REUNIÃO

Primeira igreja do Kuwait é elevada à categoria de Basílica Menor

O Cardeal Secretário de Estado presidiu a missa na Igreja de Nossa Senhora da Arábia, no Kuwait, durante a sua elevação à categoria de Basílica Menor

Da redação, com Vatican News

Cardeal Pietro Parolin / Foto: Reprodução Reuters

Em 1948, um pequeno grupo de católicos — estrangeiros recém-chegados ao Kuwait para trabalhar na crescente indústria petrolífera — inaugurou uma pequena capela em Al-Ahmadi, a segunda maior cidade do país.

Poucos anos depois, uma igreja foi construída no local, decorada com uma imagem da Virgem Maria abençoada pelo próprio Papa.

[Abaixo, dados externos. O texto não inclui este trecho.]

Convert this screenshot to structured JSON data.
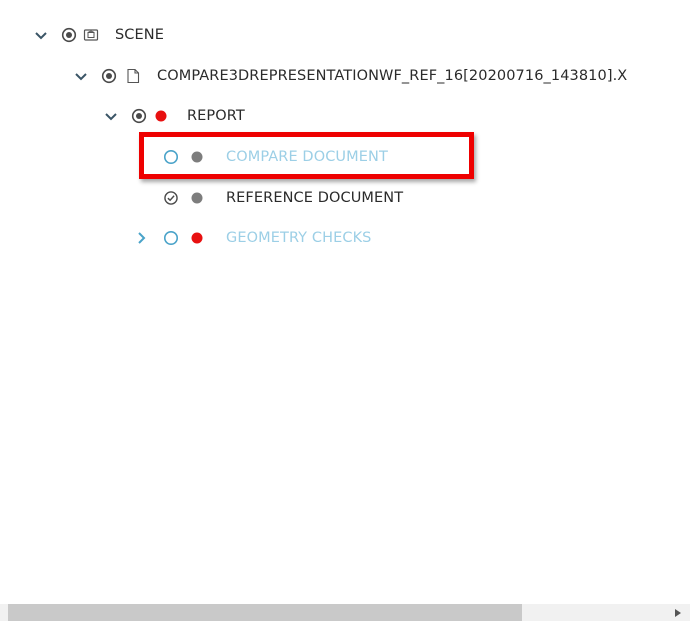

Com o desenvolvimento da indústria petrolífera e a chegada de um número cada vez maior de trabalhadores estrangeiros ao Kuwait, a igreja — dedicada, assim como a capela original, a Nossa Senhora da Arábia — continuou a ganhar importância.

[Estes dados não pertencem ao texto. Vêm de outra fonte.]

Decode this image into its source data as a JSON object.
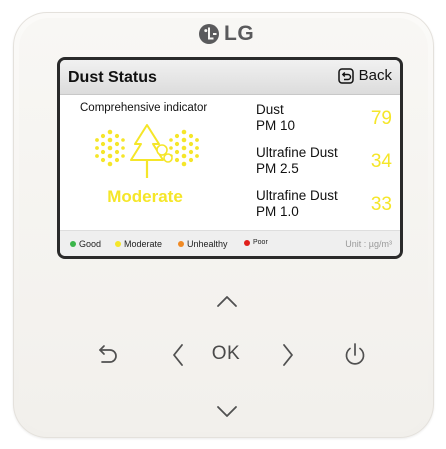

Um dia verdadeiramente histórico

Na sexta-feira, 16 de janeiro, o Secretário de Estado do Vaticano, Cardeal Pietro Parolin, presidiu a missa para celebrar a elevação da igreja à condição de Basílica Menor.

Em sua homilia, proferida para uma congregação que incluía católicos locais, políticos, diplomatas e representantes da Companhia Petrolífera do Kuwait, o Cardeal Parolin descreveu a ocasião como “verdadeiramente histórica”, não apenas “para a Igreja no Kuwait, mas para a Igreja em toda a Península Arábica”.

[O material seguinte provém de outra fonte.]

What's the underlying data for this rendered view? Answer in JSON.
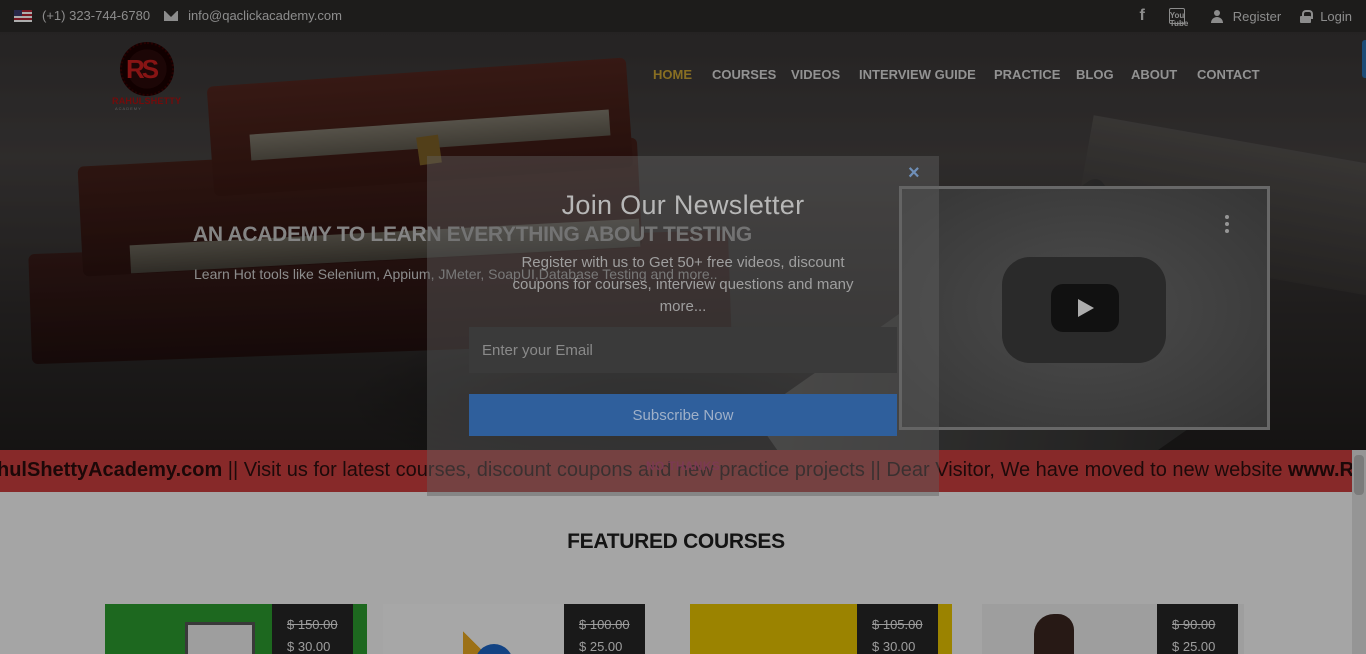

“Construída sobre as areias do deserto”, disse o Cardeal, “esta Basílica nos lembra que a própria Maria encontrou refúgio nessas mesmas terras desérticas, onde cuidou, criou e protegeu o único Mediador entre Deus e a família humana, Jesus Cristo”.

Verdadeiro Deus e verdadeiro homem

O Cardeal Parolin então refletiu sobre a leitura do Evangelho do dia, na qual Jesus faz aos seus discípulos a “pergunta decisiva”: “Quem dizem os homens ser o Filho do Homem?”

Ao refletir sobre o período natalino que acaba de terminar, o Cardeal enfatizou que “não podemos acolher o Menino Jesus em nossos lares… a menos que reconheçamos Sua verdadeira identidade e tudo o que ela implica”.

Os cristãos, ressaltou ele, “são chamados a reconhecer e testemunhar que Jesus Cristo é verdadeiro Deus e verdadeiro homem”.